Erlang supervisor shutdowns after running child

183 views Asked by At

I have a test module and a one_for_one supervisor.

test.erl

-module(test).

-export([do_job/1,run/2, start_worker/1]).


run(Id, Fun) ->
    test_sup:start_child(Id, [Fun]).


do_job(Fun) ->
    Fun().


start_worker(Args) ->
    Pid = spawn_link(test, do_job, Args),
    io:format("started ~p~n",[Pid]),
    {ok, Pid}.

test_sup.erl

-module(test_sup).
-behaviour(supervisor).

-export([start_link/0]).
-export([init/1]).
-export([start_child/2]).

start_link() ->
    supervisor:start_link({local, ?MODULE}, ?MODULE, []).


init(_Args) ->
    SupFlags = #{strategy => one_for_one, intensity => 2, period => 20},
    {ok, {SupFlags, []}}.


start_child(Id, Args) ->
    ChildSpecs = #{id => Id,
                    start => {test, start_worker, [Args]},
                    restart => transient,
                    shutdown => brutal_kill,
                    type => worker,
                    modules => [test]},

    supervisor:start_child(?MODULE, ChildSpecs).
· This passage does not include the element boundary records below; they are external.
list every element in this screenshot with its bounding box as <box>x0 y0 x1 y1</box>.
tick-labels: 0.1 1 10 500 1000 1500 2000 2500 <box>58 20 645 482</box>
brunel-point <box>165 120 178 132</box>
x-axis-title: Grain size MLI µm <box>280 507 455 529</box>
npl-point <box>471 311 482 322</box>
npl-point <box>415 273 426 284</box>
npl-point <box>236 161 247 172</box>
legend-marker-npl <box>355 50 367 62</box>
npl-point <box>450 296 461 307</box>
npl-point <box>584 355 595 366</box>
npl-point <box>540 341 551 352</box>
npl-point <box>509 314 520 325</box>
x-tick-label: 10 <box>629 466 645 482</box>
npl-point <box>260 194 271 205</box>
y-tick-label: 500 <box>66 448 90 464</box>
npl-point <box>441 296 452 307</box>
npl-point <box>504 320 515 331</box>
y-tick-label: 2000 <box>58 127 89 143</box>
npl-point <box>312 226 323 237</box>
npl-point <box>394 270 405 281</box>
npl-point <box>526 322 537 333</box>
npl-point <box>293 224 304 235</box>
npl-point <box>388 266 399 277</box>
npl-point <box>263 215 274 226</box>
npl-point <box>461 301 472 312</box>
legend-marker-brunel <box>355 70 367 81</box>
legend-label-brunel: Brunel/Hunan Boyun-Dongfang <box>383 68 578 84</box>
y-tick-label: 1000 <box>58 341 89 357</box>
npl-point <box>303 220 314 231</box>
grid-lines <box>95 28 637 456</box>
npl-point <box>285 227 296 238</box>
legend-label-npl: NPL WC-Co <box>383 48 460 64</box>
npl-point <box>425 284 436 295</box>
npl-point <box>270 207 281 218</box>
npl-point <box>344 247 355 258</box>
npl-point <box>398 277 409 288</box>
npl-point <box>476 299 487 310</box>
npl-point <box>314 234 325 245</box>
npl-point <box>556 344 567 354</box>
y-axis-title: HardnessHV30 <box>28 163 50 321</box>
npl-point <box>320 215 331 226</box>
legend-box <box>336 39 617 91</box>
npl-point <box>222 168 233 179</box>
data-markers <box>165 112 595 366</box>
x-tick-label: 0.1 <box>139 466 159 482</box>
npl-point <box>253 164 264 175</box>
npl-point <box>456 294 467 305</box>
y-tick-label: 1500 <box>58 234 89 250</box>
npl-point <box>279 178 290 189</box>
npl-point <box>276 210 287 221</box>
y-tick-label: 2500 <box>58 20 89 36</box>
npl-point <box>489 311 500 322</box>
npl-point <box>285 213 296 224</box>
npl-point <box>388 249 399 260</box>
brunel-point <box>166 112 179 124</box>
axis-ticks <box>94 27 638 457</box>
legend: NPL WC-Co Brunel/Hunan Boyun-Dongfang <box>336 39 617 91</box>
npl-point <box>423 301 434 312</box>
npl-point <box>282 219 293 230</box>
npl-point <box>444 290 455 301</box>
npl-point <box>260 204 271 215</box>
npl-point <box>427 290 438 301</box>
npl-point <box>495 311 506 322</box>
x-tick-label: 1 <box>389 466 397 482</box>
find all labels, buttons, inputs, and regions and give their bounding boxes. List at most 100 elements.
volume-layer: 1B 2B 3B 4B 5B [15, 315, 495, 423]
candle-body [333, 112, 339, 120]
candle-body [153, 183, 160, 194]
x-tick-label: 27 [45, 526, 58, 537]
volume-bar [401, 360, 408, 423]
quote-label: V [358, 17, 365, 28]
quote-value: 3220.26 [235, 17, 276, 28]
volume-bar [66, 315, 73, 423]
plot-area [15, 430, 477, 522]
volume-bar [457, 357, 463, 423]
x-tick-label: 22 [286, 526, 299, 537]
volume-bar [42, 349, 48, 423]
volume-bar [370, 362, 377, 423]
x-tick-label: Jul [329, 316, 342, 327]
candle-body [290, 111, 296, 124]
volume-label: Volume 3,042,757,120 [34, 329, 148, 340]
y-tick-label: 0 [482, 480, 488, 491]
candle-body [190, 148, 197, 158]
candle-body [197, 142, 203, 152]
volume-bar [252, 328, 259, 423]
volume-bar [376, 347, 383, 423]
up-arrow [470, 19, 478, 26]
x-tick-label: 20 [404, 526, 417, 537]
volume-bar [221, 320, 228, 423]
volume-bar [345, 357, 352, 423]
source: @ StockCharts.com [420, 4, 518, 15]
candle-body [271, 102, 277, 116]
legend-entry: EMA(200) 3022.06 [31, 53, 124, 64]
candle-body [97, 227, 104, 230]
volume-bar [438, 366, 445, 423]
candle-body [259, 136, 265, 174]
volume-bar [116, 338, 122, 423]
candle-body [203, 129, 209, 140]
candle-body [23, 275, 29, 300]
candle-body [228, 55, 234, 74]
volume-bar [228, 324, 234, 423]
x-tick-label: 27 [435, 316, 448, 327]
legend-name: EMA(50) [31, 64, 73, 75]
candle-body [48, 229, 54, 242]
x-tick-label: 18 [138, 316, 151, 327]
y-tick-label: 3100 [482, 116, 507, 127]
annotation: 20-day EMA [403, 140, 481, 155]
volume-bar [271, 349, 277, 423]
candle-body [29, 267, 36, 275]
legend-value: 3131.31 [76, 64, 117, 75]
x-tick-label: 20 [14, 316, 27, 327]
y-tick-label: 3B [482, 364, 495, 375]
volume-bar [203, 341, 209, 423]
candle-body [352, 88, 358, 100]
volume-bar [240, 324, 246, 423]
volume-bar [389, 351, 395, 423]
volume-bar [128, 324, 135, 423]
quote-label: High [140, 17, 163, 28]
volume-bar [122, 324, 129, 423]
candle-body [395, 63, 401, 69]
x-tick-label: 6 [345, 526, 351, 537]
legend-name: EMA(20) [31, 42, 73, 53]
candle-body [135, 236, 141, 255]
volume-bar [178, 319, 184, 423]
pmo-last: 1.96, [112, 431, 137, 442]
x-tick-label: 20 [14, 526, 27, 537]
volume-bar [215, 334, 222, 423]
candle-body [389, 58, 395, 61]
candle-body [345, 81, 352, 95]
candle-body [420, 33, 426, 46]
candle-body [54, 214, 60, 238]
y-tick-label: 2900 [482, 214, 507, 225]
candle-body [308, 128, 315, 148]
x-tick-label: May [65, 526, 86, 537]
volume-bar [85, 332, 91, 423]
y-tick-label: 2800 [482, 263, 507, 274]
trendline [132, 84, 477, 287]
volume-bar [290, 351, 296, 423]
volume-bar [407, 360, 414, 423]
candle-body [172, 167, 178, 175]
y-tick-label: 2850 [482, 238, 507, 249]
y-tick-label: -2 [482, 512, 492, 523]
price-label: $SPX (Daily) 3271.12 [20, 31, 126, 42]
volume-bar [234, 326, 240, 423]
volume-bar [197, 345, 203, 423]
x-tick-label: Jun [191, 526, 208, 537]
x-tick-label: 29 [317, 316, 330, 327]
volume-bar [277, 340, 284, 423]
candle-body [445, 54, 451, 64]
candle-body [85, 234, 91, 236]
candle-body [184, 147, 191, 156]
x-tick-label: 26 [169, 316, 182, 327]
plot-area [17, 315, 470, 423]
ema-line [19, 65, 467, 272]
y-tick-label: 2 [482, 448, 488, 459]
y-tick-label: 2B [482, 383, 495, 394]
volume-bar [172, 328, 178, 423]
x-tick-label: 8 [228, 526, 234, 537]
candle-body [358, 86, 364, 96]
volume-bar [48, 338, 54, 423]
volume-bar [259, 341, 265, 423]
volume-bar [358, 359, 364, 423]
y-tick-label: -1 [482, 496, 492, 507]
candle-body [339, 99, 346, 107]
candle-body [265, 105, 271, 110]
Now i start supervisor in shell and run command test:run(id, fun() -> erlang:throw(err) end). It works nice and the function start_worker/1 restart three times but after that, an exception occurs and the supervisor process shutdowns and i must start it manually with command test_sup:start_link(). What is the problem?

Shell:

1> test_sup:start_link().
{ok,<0.36.0>}
2> test:run(id, fun() -> erlang:throw(err) end).
started <0.38.0>
started <0.39.0>
started <0.40.0>
{ok,<0.38.0>}

=ERROR REPORT==== 16-Dec-2016::23:31:50 ===
Error in process <0.38.0> with exit value:
{{nocatch,err},[{test,do_job,1,[]}]}

=ERROR REPORT==== 16-Dec-2016::23:31:50 ===
Error in process <0.39.0> with exit value:
{{nocatch,err},[{test,do_job,1,[]}]}

=ERROR REPORT==== 16-Dec-2016::23:31:50 ===
Error in process <0.40.0> with exit value:
{{nocatch,err},[{test,do_job,1,[]}]}
** exception exit: shutdown
1

There are 1 answers

0
Ryan Stewart On BEST ANSWER

What is the problem?

There is no "problem". It's working exactly as you told it to:

To prevent a supervisor from getting into an infinite loop of child process terminations and restarts, a maximum restart intensity is defined using two integer values specified with keys intensity and period in the above map. Assuming the values MaxR for intensity and MaxT for period, then, if more than MaxR restarts occur within MaxT seconds, the supervisor terminates all child processes and then itself.

Your supervisor's configuration says, "If I have to restart a child more than two times (intensity) in 20 seconds (period), then something is wrong, so just shut down." As to why you have to restart the supervisor manually, it's because your supervisor isn't supervised itself. Otherwise, the supervisor's supervisor might try to restart it based on its own configuration.